Inside the Good Housekeeping Test Kitchen

- The Good Housekeeping Institute tests thousands of products a year so you know where to spend your money.
They also test out thousands of recipes, so whether you're making dinner for your family or hosting a party, you're not wasting your money or your time.

I spent some time in the Good Housekeeping Test Kitchen and did some delicious tasting. The day I visited they were making everything bagels from scratch. 

Susan Westmoreland, Food Director at Good Housekeeping, describes the kitchen as the heart and soul of the Institute. She says there's so much activity, tasting, and creativity, but there's also a science to it, as they're working on precise recipes their readers can reproduce.

That means every single recipe is triple-tested to be sure it'll work when you try it at home.

Westmoreland says that by the time a recipe goes into the magazine, people will be able to make it whether they have a gas or electric stove, an All Clad pan or a pan they bought in the supermarket in a hurry. She says they do a lot of due diligence, testing recipes with multiple variables to be absolutely sure they'll work.

If you think you can't cook like the pros here, you're wrong. They use the same appliances and cookware you have at home. Westmoreland says the Test Kitchen is filled with consumer appliances. They don't have any professional equipment except for a grill they use for grilling out of season.

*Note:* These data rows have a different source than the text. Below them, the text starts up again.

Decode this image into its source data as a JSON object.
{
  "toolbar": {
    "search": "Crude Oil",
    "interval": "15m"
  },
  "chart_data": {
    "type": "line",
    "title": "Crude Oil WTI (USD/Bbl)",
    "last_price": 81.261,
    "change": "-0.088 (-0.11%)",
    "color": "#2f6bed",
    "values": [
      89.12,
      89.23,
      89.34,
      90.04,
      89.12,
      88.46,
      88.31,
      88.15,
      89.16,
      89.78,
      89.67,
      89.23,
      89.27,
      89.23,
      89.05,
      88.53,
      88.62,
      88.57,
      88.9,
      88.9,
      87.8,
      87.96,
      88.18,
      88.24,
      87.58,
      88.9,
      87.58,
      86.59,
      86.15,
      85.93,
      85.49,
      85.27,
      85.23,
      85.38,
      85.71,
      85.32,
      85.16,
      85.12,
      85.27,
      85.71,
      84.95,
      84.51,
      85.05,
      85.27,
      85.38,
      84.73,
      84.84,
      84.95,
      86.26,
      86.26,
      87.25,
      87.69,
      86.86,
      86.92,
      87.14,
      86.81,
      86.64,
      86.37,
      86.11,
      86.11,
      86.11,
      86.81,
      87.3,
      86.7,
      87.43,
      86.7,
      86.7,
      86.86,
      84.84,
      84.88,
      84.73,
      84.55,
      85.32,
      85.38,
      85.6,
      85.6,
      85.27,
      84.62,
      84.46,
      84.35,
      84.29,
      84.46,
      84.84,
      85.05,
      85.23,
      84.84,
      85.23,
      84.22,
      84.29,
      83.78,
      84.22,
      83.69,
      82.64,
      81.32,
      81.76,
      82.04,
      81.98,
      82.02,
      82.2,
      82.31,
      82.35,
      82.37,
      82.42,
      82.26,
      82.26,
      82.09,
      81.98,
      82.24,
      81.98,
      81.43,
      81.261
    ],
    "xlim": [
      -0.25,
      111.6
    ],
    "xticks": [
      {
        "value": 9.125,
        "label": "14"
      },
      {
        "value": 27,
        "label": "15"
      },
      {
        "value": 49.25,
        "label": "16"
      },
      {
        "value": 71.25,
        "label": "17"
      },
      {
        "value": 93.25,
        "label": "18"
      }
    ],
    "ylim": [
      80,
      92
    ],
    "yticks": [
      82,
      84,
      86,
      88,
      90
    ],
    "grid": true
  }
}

The goal in the Test Kitchen is to make your time in your own kitchen more productive. Westmoreland loves a relatively new section in the magazine called 'Easy Weeknights.' That provides recipes for readers who only have 20 minutes of active cooking time each night.

Associate Food Editor Sherry Rujikarn's everything bagels were for another new column called 'From Scratch' that shows readers what they can do with homemade pizza dough.

Sherry made pizza, of course, but also tested out cinnamon rolls, and bagels, because we are in New York after all.

This month's magazine shows readers how to make caramel sauce from scratch, then turn it into candies, dessert, and even chicken wings. Westmoreland says the column gives you a base recipe, then shows you three things you can do with it, and a couple more flavor variations you can add.

Whether it's a tricked-out holiday feast, a fresh spin on comfort food, or a New Year's bagel bar, if it's whipped up in the Test Kitchen, chances are it's delicious.

And by the time it makes the magazine it'll be perfect.